A relative unknown until barely a week ago, the Argentinian's biggest role before getting the call from Barca was coaching the Paraguay national team, who he took to the quarter-finals of the 2010 World Cup and the final of the Copa America a year later.
In an interview with Argentinian TV station TN, Martino explained that the president of Paraguay, Horacio Cartes, first introduced him to Barca club president Sandro Rosell several years ago, when the Catalan was a marketing executive for Nike and Cartes ran Paraguay side Libertad.
He said: "It all came about via Horacio Cartes. I met the president of Barcelona [Rosell] at a dinner at Cartes' house. Then, when the Barcelona job became vacant, Rosell didn't know how to contact me so he called Cartes, and that's how it all began.

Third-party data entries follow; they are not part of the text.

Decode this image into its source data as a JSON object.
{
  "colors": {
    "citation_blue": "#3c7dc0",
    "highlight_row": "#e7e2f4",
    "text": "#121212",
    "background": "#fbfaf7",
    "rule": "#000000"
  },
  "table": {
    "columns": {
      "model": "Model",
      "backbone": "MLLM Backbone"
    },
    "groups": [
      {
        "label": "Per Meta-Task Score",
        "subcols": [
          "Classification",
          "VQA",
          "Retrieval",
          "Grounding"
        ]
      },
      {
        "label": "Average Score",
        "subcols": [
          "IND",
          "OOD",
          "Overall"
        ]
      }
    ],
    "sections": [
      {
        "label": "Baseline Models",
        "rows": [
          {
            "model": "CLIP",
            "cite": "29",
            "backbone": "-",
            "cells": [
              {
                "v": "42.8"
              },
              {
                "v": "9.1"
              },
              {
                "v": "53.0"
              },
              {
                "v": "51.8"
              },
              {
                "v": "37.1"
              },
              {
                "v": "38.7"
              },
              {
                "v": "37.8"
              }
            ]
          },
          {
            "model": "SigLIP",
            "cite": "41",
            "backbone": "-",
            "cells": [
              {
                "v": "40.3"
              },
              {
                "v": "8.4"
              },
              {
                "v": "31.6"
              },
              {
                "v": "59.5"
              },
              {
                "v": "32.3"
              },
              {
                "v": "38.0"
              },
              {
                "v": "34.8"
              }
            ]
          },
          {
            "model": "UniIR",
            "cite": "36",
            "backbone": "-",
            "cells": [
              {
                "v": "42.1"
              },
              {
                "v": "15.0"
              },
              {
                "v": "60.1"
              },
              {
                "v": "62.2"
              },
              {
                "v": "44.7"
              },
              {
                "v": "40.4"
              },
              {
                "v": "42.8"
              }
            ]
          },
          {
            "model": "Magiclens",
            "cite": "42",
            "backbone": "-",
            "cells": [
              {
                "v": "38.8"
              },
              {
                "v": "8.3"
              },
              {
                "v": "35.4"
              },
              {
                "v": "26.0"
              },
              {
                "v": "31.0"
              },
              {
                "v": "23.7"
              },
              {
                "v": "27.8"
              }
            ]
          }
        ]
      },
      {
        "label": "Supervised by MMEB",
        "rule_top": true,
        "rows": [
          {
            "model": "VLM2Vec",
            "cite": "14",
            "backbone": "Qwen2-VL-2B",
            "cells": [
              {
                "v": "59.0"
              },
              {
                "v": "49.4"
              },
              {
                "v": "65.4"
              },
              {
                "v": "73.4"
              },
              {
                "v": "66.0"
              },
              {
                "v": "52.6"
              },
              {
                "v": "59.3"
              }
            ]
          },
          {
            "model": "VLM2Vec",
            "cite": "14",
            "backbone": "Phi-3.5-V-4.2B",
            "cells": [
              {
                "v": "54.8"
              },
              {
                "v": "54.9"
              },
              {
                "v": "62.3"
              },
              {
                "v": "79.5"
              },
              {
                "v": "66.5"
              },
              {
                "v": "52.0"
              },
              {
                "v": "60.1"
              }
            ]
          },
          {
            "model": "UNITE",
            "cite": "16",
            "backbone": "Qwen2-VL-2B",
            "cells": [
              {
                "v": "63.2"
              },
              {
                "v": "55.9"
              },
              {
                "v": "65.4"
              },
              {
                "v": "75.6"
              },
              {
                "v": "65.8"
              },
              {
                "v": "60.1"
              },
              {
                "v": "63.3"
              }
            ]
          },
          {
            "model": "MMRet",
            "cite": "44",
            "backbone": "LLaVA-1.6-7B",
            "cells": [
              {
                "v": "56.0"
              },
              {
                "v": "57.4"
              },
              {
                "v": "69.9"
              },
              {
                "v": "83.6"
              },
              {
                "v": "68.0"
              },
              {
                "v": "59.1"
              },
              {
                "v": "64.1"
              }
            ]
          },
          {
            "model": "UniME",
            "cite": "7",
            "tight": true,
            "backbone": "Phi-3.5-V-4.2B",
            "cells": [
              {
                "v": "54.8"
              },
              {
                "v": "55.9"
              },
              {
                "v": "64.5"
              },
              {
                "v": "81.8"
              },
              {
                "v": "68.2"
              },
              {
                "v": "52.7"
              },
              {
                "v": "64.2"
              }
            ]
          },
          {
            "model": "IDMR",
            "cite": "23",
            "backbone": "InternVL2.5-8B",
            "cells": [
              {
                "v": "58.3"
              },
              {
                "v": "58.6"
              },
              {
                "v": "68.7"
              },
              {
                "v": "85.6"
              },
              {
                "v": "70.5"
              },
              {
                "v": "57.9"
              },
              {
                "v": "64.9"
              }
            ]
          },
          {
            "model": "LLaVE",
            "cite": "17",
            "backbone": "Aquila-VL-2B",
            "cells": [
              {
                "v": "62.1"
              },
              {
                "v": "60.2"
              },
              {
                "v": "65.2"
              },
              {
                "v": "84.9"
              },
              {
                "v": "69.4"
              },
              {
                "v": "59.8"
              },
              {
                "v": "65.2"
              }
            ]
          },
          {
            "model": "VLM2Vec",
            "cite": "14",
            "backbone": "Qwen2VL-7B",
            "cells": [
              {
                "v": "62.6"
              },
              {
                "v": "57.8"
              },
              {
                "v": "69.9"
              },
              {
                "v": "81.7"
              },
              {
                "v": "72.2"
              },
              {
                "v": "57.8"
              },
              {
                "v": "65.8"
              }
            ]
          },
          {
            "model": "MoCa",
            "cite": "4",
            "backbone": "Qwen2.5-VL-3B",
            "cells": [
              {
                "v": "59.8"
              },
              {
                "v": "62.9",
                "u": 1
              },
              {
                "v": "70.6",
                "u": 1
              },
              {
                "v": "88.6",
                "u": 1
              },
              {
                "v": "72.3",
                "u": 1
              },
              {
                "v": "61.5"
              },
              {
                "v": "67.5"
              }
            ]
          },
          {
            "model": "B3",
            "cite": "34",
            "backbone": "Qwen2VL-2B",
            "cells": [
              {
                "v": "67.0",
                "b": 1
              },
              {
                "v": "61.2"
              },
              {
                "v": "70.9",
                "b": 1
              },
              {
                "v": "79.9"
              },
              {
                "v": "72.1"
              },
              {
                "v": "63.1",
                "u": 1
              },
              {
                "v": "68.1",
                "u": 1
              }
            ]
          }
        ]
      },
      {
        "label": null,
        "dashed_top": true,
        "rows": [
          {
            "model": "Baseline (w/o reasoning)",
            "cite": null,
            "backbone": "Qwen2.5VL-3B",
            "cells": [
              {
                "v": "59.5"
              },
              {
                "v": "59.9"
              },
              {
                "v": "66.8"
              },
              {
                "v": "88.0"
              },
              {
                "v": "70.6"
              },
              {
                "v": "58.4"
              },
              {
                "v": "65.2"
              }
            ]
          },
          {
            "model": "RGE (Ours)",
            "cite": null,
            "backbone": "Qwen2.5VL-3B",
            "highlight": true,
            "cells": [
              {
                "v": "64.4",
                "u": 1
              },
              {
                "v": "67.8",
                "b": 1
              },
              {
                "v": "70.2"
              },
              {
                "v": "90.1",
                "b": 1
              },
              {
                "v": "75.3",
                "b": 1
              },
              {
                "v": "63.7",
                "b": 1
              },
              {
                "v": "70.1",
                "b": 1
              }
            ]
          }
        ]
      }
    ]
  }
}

"Until I'd spoken to Rosell, I had no idea what was going on. He told me he wanted to put me in contact with Andoni Zubizarreta [Barcelona's sporting director] and a few days later we started to talk. I didn't even mention it to my wife."

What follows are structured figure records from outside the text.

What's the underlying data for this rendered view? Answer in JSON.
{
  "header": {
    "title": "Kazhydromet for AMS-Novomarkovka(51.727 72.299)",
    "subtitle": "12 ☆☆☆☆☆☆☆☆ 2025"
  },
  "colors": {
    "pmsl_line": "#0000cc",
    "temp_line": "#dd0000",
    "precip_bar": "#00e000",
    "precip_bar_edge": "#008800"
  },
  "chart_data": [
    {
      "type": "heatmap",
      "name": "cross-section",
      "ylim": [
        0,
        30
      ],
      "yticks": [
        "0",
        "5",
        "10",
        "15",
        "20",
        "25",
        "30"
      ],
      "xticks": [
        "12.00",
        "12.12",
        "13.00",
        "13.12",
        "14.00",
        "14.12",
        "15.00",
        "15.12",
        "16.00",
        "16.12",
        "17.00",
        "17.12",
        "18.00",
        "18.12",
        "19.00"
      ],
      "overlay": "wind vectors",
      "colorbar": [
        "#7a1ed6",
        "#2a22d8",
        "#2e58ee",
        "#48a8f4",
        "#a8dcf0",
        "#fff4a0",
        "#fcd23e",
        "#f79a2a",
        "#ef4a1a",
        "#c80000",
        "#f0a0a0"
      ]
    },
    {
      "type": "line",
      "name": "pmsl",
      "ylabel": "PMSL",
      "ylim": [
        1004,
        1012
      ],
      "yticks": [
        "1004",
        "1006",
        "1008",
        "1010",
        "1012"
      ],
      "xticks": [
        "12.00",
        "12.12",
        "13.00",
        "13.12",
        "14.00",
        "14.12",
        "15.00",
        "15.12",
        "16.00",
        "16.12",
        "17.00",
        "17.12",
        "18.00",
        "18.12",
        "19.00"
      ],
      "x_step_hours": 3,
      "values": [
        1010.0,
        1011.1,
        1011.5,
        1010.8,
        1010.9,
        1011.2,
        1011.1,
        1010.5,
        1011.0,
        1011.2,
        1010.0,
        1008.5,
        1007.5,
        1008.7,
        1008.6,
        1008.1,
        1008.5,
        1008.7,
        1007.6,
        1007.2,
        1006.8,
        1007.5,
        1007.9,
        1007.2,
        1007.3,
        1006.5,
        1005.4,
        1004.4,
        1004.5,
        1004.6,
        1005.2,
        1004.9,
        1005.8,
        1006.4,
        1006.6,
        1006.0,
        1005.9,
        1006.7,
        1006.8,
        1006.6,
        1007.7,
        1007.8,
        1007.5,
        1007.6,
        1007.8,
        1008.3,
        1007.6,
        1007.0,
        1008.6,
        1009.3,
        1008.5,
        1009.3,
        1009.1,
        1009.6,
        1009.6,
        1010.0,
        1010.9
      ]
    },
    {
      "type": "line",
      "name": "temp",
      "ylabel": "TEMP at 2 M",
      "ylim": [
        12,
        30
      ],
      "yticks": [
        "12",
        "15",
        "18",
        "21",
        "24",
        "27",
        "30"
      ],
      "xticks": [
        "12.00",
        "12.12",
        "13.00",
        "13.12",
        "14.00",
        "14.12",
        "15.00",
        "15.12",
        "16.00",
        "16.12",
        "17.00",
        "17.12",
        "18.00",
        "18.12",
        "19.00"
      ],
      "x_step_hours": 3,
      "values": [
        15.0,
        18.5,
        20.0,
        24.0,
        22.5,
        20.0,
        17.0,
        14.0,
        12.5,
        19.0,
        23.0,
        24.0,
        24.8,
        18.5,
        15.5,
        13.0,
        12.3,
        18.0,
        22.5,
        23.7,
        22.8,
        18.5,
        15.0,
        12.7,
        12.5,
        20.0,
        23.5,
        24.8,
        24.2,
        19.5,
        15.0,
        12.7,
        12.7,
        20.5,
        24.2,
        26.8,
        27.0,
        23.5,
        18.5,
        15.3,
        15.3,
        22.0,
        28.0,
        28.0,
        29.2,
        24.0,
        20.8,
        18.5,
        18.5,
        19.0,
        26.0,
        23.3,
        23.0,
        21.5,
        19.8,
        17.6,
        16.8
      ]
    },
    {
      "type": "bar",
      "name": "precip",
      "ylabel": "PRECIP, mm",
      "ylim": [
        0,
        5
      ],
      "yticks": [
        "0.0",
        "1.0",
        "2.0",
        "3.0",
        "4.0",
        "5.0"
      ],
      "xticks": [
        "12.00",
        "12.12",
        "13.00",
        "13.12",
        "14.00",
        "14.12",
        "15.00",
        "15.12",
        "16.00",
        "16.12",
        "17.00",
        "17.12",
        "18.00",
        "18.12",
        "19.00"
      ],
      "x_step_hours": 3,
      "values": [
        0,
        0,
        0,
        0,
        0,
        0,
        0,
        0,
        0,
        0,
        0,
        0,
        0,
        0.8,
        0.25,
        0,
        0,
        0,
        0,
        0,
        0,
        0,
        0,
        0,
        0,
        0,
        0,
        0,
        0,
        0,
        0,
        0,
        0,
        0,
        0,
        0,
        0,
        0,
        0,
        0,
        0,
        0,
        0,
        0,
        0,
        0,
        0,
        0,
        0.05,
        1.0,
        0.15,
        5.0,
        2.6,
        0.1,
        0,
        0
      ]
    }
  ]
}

The Argentinian also said he never thought he would be considered for the Barca job, and thought his best chance at coaching Lionel Messi was in the distant future, if the four-time Ballon d'Or winner returned to his boyhood club Newell's Old Boys, which Martino coached until last month.
"It's all very exciting, but I'm enjoying it," said Martino, who was presented at the Nou Camp on Friday and who last night watched his new side hammer Norwegian team Valerenga 7-0.
"This is an amazing job which brings up many sensations, but one that also carries a great responsibility. This exceeds anything I've done before. Going straight from Argentina to Barcelona is crazy, it would have been more normal to start a career here in Spain first.
"Messi continues to surprise everyone with every game and I'm no different. I believed that he wanted to return to Rosario one day and that at some point he'd return to Newell's, and I thought that's when I'd be his coach. I never imagined I'd coach Messi at Barcelona."
Messi is just one of many big talents and personalities that Martino will have to get used to managing, but he insists he is undaunted by the task.
"I believe that the best way to deal with it is to accept that Barcelona is full of stars and work with them naturally, speaking with them face to face and with respect," he said.
"I think that's the way to move the club forward."